Le vieux William ouvrit ses yeux, haletant pour avoir ne fût-ce qu'un peu d'air, paniqué.

— Monsieur, calmez-vous !
— Où… où suis-je ?
— Au Hyde Park, Monsieur. Est-ce que tout va bien ? Vous aviez arrêté de respirer, quand vous êtes tombé, vous savez ?
— Tombé… ? Écoutez, je… Merci. Vous pouvez partir brave homme, je… je vais rentrer chez moi… Il vaut mieux.

Confus, il se toucha le crâne, encore sensible.

Il décida de rapidement faire demi-tour, inquiet de ce qui venait de se passer.

De retour chez lui, il se fit préparer un thé par son majordome. Il était pensif. Il trouvait cette hallucination étonnement réelle. Avait-elle été provoquée par le coup sur son crâne lorsqu'il était tombé, ou était-il tombé à cause de cette hallucination ? Était-ce ce qu'on voyait lorsque la mort approchait ? Il n'avait jamais été autant effrayé de toute sa vie. Il avait presque cru être mort là-bas. Il était si concentré qu'il sursauta quand son majordome vint toquer à la porte de son bureau. Quand la porte s'ouvrit, le majordome poussant le service à thé s'écroula sans un mot, emportant dans sa chute quelques tasses qui se brisèrent au sol. William ne tarda pas à se précipiter vers le pauvre majordome, mais il était déjà mort. Un grand couteau de cuisine était planté en plein milieu de son dos. Qu'est-ce que cela voulait dire ? Un des cuisiniers aurait-il perdu la raison ? Il fallait réfléchir, et vite. Le majordome ne pouvait pas avoir poussé le service à thé jusqu'ici avec un couteau planté dans le dos. Le tueur avait agit très récemment, peut-être même juste avant que la porte ne soit ouverte, et il ne pouvait pas être bien loin. Il devait encore être à cet étage. William prit son fusil. Il était peut-être âgé, mais il n'avait pas oublié comment se servir d'une arme à feu.

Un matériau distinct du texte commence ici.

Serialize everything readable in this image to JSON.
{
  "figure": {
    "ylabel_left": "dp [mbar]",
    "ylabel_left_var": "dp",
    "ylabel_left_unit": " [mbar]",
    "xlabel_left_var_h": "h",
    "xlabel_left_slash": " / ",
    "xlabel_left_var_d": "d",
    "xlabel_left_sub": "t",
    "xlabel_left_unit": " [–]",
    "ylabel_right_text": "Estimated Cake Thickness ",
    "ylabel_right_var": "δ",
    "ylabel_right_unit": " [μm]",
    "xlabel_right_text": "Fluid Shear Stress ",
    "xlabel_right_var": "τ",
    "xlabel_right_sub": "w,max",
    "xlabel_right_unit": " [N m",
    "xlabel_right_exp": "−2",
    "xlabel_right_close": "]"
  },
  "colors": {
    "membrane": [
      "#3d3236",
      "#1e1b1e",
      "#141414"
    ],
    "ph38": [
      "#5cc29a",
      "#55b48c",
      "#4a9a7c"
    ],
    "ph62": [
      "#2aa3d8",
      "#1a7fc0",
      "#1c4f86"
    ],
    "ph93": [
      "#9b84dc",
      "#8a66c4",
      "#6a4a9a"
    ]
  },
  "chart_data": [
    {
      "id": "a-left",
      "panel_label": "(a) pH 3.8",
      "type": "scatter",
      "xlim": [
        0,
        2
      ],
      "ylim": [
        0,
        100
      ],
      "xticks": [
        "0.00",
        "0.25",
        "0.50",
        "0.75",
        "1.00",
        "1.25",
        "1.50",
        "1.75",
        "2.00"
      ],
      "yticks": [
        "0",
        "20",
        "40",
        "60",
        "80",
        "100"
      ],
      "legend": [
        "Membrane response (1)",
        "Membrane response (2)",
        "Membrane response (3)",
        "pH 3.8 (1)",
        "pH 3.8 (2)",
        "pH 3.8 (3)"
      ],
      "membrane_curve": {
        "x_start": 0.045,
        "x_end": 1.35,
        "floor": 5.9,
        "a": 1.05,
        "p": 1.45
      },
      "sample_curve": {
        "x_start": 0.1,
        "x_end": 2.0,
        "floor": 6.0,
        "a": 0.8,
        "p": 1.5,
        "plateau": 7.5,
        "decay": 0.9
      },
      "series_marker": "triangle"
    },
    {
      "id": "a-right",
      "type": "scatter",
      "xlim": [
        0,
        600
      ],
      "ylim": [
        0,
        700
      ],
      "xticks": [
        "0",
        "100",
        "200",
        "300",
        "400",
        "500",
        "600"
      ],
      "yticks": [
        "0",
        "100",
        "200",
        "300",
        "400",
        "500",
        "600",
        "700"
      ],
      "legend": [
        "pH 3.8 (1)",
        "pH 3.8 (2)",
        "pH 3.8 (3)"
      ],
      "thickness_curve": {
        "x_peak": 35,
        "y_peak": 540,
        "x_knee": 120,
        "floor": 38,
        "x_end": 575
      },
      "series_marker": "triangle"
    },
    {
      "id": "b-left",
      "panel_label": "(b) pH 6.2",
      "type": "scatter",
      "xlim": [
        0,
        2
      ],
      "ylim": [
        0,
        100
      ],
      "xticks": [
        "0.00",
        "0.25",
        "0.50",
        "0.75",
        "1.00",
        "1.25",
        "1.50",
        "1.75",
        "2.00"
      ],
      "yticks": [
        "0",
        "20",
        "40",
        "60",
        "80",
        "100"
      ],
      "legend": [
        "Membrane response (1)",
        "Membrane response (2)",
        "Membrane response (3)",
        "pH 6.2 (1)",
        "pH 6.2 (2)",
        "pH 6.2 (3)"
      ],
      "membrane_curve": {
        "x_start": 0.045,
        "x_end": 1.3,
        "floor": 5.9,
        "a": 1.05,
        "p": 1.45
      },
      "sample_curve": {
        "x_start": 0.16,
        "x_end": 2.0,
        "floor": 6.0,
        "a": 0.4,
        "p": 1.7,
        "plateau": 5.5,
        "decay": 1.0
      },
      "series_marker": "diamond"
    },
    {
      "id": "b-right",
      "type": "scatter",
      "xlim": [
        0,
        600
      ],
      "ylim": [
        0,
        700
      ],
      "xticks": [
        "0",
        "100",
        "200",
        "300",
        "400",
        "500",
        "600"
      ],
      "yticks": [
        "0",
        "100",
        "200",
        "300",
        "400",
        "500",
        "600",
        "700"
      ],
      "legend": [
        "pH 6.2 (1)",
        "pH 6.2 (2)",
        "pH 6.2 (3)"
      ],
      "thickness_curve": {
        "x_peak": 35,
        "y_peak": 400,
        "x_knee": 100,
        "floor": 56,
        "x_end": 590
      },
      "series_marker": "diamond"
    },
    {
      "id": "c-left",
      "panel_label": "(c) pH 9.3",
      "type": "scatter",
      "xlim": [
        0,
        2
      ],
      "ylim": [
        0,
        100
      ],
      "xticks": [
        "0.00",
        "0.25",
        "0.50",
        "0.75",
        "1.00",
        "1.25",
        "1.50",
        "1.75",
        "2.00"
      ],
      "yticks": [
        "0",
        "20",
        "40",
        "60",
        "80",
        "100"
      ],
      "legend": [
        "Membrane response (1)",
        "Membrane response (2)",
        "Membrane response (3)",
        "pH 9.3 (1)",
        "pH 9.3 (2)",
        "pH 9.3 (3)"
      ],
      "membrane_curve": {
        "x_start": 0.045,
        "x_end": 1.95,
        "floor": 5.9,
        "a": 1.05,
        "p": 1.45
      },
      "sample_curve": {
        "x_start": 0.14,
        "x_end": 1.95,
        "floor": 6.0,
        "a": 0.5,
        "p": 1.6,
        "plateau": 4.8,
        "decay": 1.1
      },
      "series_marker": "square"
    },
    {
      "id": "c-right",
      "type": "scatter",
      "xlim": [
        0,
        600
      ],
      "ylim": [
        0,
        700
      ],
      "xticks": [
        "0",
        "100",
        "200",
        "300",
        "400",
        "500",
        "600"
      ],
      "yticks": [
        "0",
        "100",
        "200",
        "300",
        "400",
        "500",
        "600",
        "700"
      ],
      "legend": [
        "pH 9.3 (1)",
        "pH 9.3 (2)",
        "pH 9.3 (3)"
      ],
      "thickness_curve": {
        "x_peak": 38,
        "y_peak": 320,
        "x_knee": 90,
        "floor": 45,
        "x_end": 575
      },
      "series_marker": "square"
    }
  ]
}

L'adrénaline lui fit oublier la douleur dans ses jambes tandis qu'il marchait sans sa canne, comme à ses vingt ans. Alors qu'il fouillait l'étage, il tentait de ne pas se faire entendre, ouvrant les portes très lentement tout en regardant derrière si personne ne s'y cachait, cherchant dans tous les placards de chaque pièce. Personne. Le coupable s'était-il faufilé derrière lui lorsqu'il inspectait une pièce ? S'il était retourné au rez-de-chaussée, il avait probablement eu le temps de tuer tous les domestiques. Il se précipita vers la cuisine. Lorsqu'il ouvrit la porte, la première chose qu'il vit était un homme couvert d'un mélange de boue et de sang. Il n'était pas arrivé à temps : l'homme en face de lui venait de tuer le dernier domestique du manoir. Elle était encore en vie avec un poignard planté dans la gorge, regardant William avec des yeux plus tristes qu'il n'en avait jamais vus. Elle voulait rester en vie. Mais elle s'écroula au sol lorsque le fou qui venait de l'assassiner retira le poignard qui était resté dans sa gorge. Le vieil homme n'hésita pas un seul instant et tira une balle dans le crâne de l'assassin. Se précipitant au sol pour tenter de sauver la pauvre domestique, il réalisa très vite qu'il était déjà trop tard. Elle était déjà morte, tout comme le majordome et tous les autres. Tout à coup, un énorme fracas se fit entendre juste devant lui. Relevant la tête, il vit très vite que l'homme qu'il venait de tuer n'était pas seul, ils étaient au moins deux. Une équipe de tueurs engagés par quelqu'un ? Il n'eut pas le temps de récupérer son fusil qu'il ressentit une immense douleur à l'arrière de son crâne pendant une seconde. Ensuite, tout était devenu noir. C'était fini.